51. Maximum Alternating Subsequence Sum

The alternating sum of a 0-indexed array is defined as the sum of the elements at even indices minus the sum of the elements at odd indices.

• For example, the alternating sum of [4,2,5,3] is (4 + 5) - (2 + 3) = 4.

Given an array nums, return the maximum alternating sum of any subsequence of nums (after reindexing the elements of the subsequence).

A subsequence of an array is a new array generated from the original array by deleting some elements (possibly none) without changing the remaining elements' relative order. For example, [2,7,4] is a subsequence of [4,2,3,7,2,1,4] (the underlined elements), while [2,4,2] is not.

Example 1:

Input: nums = [4,2,5,3]
Output: 7
Explanation: It is optimal to choose the subsequence [4,2,5] with alternating sum (4 + 5) - 2 = 7.

Example 2:

Input: nums = [5,6,7,8]
Output: 8
Explanation: It is optimal to choose the subsequence [8] with alternating sum 8.

Example 3:

Input: nums = [6,2,1,2,4,5]
Output: 10
Explanation: It is optimal to choose the subsequence [6,1,5] with alternating sum (6 + 5) - 1 = 10.

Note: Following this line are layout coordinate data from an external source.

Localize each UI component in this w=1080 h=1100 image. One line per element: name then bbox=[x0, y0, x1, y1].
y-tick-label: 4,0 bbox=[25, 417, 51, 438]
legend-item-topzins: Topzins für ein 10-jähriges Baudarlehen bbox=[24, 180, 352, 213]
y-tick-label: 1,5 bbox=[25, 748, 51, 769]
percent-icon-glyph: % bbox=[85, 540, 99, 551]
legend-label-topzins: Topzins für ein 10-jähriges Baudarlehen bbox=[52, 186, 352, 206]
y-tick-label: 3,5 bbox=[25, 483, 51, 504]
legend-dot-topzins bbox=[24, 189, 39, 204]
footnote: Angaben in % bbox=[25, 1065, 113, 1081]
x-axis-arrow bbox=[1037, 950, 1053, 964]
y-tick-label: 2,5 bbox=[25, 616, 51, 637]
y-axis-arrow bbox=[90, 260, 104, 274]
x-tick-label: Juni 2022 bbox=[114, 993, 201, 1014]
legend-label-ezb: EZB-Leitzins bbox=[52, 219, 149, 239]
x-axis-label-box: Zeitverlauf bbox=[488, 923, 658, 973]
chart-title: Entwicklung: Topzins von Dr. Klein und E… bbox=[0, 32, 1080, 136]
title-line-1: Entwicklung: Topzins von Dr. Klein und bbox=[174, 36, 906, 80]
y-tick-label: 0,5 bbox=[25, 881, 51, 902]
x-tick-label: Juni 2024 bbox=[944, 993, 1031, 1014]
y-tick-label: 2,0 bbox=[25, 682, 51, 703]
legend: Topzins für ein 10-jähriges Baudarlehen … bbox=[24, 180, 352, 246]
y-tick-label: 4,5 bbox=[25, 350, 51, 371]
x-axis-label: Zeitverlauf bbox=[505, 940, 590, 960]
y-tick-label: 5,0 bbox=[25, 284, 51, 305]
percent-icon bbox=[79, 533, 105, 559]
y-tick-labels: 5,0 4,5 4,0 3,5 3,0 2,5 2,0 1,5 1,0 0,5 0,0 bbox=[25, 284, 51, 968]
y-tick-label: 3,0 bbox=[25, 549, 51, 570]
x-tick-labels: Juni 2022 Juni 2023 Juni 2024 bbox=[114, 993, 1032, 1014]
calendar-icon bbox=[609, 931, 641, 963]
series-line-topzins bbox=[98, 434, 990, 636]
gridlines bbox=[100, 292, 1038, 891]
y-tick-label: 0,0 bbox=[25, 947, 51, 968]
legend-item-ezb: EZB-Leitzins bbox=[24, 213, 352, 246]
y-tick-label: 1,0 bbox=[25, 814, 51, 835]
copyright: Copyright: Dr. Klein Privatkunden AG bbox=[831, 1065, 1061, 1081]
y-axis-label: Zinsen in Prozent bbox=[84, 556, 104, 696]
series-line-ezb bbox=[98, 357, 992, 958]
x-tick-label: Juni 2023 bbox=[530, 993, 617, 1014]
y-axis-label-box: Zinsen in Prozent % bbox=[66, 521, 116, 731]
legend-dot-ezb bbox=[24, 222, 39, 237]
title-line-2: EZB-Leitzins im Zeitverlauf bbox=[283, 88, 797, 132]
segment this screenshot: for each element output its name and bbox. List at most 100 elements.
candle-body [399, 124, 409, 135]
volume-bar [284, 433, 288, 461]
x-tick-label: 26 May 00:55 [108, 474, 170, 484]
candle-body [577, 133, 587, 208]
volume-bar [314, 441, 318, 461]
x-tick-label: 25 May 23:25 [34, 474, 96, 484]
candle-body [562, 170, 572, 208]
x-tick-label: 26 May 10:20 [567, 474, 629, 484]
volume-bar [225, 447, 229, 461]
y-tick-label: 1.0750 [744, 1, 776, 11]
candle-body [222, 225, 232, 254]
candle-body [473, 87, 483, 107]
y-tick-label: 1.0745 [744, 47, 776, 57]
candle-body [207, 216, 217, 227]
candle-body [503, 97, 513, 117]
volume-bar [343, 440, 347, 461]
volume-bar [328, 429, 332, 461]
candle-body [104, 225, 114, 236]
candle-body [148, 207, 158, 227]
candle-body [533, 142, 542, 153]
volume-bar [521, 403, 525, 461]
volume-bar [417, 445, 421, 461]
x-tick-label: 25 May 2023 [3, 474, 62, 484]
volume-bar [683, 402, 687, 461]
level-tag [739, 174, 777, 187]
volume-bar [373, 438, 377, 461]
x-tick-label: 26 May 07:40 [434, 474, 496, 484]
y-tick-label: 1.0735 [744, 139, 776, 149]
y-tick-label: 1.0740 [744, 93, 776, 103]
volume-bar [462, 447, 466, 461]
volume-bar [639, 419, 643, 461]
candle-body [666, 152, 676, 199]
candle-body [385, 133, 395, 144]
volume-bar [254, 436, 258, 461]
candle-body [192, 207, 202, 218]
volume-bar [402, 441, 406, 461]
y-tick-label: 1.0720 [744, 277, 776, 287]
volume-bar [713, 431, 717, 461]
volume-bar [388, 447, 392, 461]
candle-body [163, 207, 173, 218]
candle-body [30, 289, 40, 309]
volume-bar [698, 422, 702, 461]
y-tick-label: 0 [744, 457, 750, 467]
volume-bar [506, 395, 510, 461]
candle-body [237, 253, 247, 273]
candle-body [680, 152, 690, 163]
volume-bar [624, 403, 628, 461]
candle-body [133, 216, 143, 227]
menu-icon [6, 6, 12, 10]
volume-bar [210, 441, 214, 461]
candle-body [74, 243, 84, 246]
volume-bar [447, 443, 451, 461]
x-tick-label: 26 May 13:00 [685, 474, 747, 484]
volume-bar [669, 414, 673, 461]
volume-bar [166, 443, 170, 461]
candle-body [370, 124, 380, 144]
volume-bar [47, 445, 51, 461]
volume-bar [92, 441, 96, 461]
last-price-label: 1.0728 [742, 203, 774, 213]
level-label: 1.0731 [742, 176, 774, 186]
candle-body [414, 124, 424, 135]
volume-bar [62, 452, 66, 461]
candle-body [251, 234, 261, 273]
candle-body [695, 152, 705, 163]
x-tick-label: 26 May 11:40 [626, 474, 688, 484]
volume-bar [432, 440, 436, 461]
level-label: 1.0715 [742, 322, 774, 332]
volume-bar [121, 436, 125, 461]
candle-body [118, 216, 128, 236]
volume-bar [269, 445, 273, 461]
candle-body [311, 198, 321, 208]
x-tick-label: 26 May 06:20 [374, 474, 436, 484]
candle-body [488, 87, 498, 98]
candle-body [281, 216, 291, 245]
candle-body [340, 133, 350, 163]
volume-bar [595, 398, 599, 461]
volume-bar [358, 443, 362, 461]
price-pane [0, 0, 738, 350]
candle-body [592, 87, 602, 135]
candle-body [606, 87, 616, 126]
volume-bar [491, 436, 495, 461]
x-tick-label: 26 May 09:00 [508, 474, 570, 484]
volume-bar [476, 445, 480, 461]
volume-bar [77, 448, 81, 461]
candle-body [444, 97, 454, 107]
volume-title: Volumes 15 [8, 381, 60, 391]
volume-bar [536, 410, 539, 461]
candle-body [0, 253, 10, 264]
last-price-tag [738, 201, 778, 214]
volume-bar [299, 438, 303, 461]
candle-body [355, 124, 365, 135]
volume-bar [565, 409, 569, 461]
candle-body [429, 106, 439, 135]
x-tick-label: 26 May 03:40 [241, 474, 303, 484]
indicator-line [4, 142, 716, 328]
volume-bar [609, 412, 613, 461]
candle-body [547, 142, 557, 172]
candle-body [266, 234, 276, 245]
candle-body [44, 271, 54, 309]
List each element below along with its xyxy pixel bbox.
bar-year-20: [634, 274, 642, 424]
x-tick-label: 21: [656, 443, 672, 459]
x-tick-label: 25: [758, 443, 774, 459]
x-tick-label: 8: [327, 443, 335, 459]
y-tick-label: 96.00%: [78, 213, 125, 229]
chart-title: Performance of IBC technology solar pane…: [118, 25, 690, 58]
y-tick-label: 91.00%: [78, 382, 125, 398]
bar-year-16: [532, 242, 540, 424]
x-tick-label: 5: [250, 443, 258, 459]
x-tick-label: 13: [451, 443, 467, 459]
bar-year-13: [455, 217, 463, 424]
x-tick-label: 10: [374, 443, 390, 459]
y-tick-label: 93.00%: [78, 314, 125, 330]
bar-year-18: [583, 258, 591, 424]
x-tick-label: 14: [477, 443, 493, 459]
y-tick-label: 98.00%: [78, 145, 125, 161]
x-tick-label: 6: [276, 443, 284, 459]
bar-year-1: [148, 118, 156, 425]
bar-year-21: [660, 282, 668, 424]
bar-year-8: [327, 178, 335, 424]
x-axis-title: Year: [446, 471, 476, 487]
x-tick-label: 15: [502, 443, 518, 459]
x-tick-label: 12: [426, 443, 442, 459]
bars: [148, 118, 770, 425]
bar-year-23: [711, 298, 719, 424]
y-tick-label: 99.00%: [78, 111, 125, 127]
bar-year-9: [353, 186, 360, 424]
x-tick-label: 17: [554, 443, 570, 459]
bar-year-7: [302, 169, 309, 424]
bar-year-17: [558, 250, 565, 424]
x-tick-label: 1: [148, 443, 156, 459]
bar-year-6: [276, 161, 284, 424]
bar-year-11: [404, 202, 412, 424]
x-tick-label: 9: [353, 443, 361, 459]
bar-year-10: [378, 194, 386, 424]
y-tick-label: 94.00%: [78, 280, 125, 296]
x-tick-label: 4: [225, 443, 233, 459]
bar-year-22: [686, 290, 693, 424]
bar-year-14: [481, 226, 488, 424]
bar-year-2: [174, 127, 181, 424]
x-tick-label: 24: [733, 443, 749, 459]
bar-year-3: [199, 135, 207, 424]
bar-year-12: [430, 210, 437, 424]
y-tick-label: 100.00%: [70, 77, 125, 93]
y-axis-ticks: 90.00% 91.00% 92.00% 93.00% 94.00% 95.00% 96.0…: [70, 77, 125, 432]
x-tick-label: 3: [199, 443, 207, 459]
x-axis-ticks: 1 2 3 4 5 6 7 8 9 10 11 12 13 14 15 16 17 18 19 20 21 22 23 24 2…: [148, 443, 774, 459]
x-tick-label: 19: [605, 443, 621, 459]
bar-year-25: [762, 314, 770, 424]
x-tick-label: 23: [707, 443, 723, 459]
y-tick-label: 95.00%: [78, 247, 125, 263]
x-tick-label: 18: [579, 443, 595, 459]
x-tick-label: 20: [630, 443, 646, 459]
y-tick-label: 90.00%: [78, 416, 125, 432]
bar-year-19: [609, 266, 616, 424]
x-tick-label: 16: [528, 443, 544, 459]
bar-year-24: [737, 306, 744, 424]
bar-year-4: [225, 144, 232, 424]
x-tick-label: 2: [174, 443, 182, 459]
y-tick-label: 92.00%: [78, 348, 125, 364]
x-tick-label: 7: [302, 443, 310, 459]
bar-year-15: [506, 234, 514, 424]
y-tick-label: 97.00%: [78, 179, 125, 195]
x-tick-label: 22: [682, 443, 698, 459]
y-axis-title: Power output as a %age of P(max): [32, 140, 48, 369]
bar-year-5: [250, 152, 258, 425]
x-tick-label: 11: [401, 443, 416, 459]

Solution: (Finding local maxima and minima)

class Solution
{
public:
    long long maxAlternatingSum(vector<int> &nums)
    {

        int n = nums.size();
        long long int s = 0;

        int i = 0;

        while (i < n)
        {

            //Local maximun
            while (i < n - 1 && nums[i] <= nums[i + 1])
            {
                i++;
            }

            if (i == n - 1)
            {
                s += nums[i];
                break;
            }
            else
            {
                s += nums[i];
            }
            
            //Local minimum
            while (i < n - 1 && nums[i] >= nums[i + 1])
            {
                i++;
            }

            if (i <= n - 1)
            {
                s -= nums[i];
            }
        }

        return s;
    }
};

Time Complexity: O(n)